Golden: It’s been a three year process. Everything came together when me and Furgie cut that record a couple years ago. Back in the day there was more balance. For every ignorant rap you had a public enemy for politically challenging rap, you had your party rap, your love music-now you don’t have that balance-I think it’s out there, but you don’t get the same attention from the media for one reason or the other. I think this record fills that void. This album is not violent, or misogynistic, and if you listen enough times you can peep the message without breaking out a dictionary or being preached to. It’s acceptable enough where the medicine is candy coated and kids ain’t gonna mind swallowing it.

Max: Cool…tell me about elevator music track.

Golden: I did that with Fergie 3 or 4 years ago. I slid it to my man Printz, who is the music director and a touring member of The Black Eyed Peas. He re-worked it with live instrumentation. We had a woman singing demo vocals and it was cool, it had a neo-soul kind of vibe to it…and when we where working on the Black Eyed Peas tour bus and she heard the song on the ride up and wanted to get on it. We recorded it in the athletic department of a university with the words on a dry erase board. It’s cool because with where she is at right now its cool that she could’ve asked for a whole gang of money but didn’t.

Max: What’s your favorite song on the album?

Golden: It’s hard for me to say-Peddling Medicine because its 100% my production-most well written is Fallin’. I feel all the tracks for so many different reasons.

Max: What do your family and friends think about your chosen career path.
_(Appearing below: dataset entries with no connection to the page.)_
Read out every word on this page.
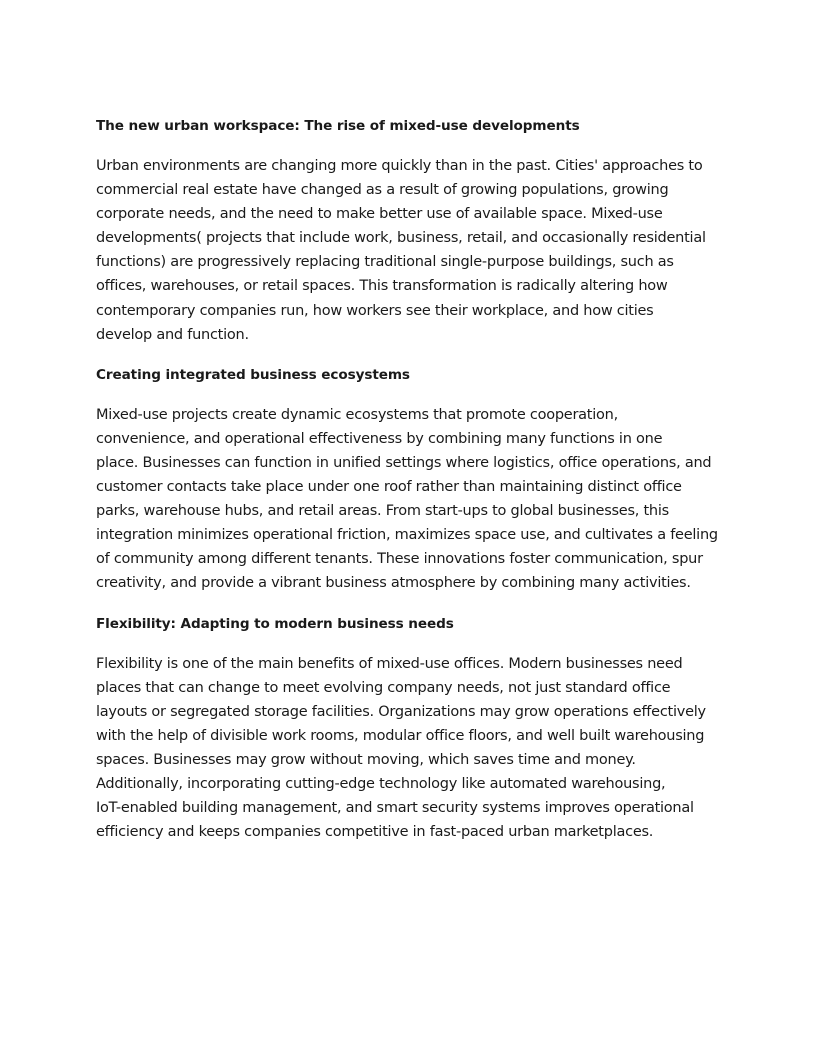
The new urban workspace: The rise of mixed-use developments
Urban environments are changing more quickly than in the past. Cities' approaches to
commercial real estate have changed as a result of growing populations, growing
corporate needs, and the need to make better use of available space. Mixed-use
developments( projects that include work, business, retail, and occasionally residential
functions) are progressively replacing traditional single-purpose buildings, such as
offices, warehouses, or retail spaces. This transformation is radically altering how
contemporary companies run, how workers see their workplace, and how cities
develop and function.
Creating integrated business ecosystems
Mixed-use projects create dynamic ecosystems that promote cooperation,
convenience, and operational effectiveness by combining many functions in one
place. Businesses can function in unified settings where logistics, office operations, and
customer contacts take place under one roof rather than maintaining distinct office
parks, warehouse hubs, and retail areas. From start-ups to global businesses, this
integration minimizes operational friction, maximizes space use, and cultivates a feeling
of community among different tenants. These innovations foster communication, spur
creativity, and provide a vibrant business atmosphere by combining many activities.
Flexibility: Adapting to modern business needs
Flexibility is one of the main benefits of mixed-use offices. Modern businesses need
places that can change to meet evolving company needs, not just standard office
layouts or segregated storage facilities. Organizations may grow operations effectively
with the help of divisible work rooms, modular office floors, and well built warehousing
spaces. Businesses may grow without moving, which saves time and money.
Additionally, incorporating cutting-edge technology like automated warehousing,
IoT-enabled building management, and smart security systems improves operational
efficiency and keeps companies competitive in fast-paced urban marketplaces.
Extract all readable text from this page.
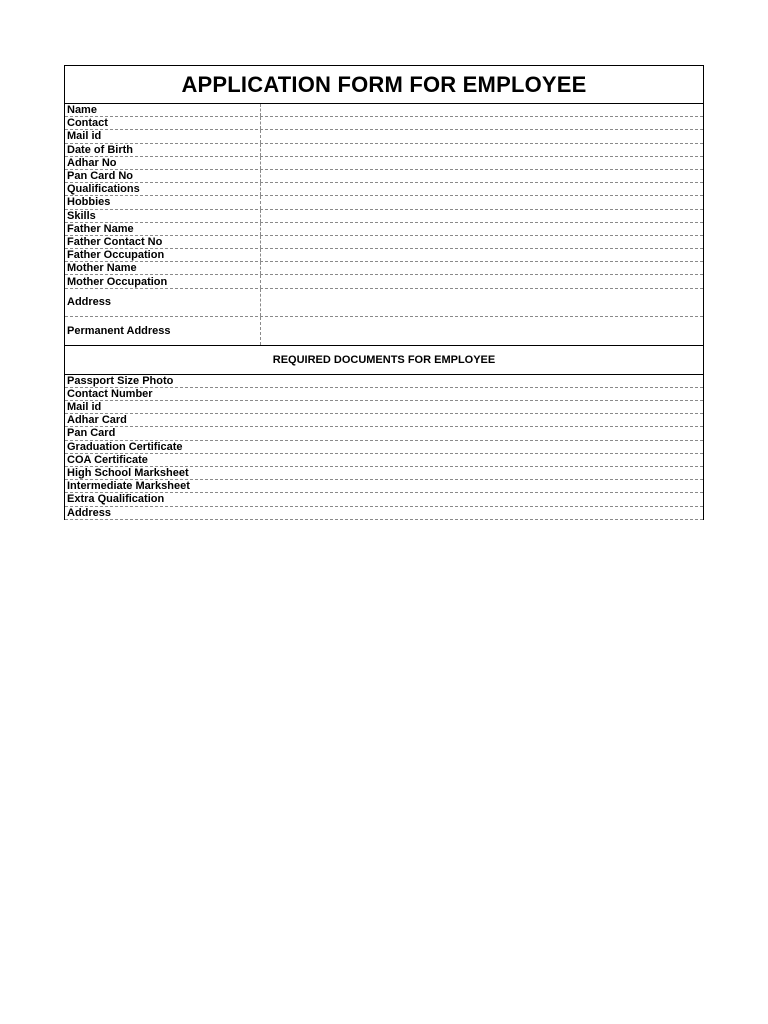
APPLICATION FORM FOR EMPLOYEE
Name
Contact
Mail id
Date of Birth
Adhar No
Pan Card No
Qualifications
Hobbies
Skills
Father Name
Father Contact No
Father Occupation
Mother Name
Mother Occupation
Address
Permanent Address
REQUIRED DOCUMENTS FOR EMPLOYEE
Passport Size Photo
Contact Number
Mail id
Adhar Card
Pan Card
Graduation Certificate
COA Certificate
High School Marksheet
Intermediate Marksheet
Extra Qualification
Address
Golden: When it first started they were like, “aww you’re trying to be a rapper” and they were cool and when I went to college they were like, “okay when are you gonna get a real career?” I had no problem living in a basement out of an apartment complex and eating rice and beans and tuna and doing what I love-

Max: We’ve all had to do it.

Golden: Word…I’m blessed with having a family that understood that Hip Hop was my passion. Once they were able to realize that it’s not violent music then they were on board.
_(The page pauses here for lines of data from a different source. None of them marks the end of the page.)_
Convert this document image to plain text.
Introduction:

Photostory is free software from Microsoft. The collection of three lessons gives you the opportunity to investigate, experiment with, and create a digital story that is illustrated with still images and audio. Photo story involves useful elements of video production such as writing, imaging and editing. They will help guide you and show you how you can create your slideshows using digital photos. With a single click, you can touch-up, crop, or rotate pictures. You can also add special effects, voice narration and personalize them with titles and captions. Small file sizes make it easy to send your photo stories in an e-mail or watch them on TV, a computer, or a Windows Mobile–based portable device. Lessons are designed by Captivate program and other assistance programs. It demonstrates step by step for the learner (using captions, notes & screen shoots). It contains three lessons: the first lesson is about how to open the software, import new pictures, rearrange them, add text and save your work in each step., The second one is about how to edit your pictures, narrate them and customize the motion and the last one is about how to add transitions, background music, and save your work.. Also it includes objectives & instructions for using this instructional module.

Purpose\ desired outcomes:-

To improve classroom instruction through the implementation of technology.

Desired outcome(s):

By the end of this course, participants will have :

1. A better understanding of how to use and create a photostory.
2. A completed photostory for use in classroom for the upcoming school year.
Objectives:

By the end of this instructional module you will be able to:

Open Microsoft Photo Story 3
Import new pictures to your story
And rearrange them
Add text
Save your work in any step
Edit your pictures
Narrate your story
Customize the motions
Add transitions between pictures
Max: Where do you hope to be in five years?

Golden: My goal in music to affect people on a mass level in one way shape or form. I want my voice and place. I would love to be traveling the world and connecting with people.

Max: So how has your life changed?

Golden: It hasn’t…I’m still in my backyard cleaning up. Except the problem is that I go on the internet and click on Myspace and it’s a different world.

Max: How has myspace been influential in this whole thing?

Golden: To go from the low 10, 00 to 100,000 listeners in a week is crazy. Just the exposure it provides lends legitimacy to what you do. It’s gotten so easy to hit the artist up. You can tell people all you want but it lets you know that people do enjoy your stuff. It’s a great tool and there’s no way that I could have got the word out that quickly before this. Hopefully it will translate to sales.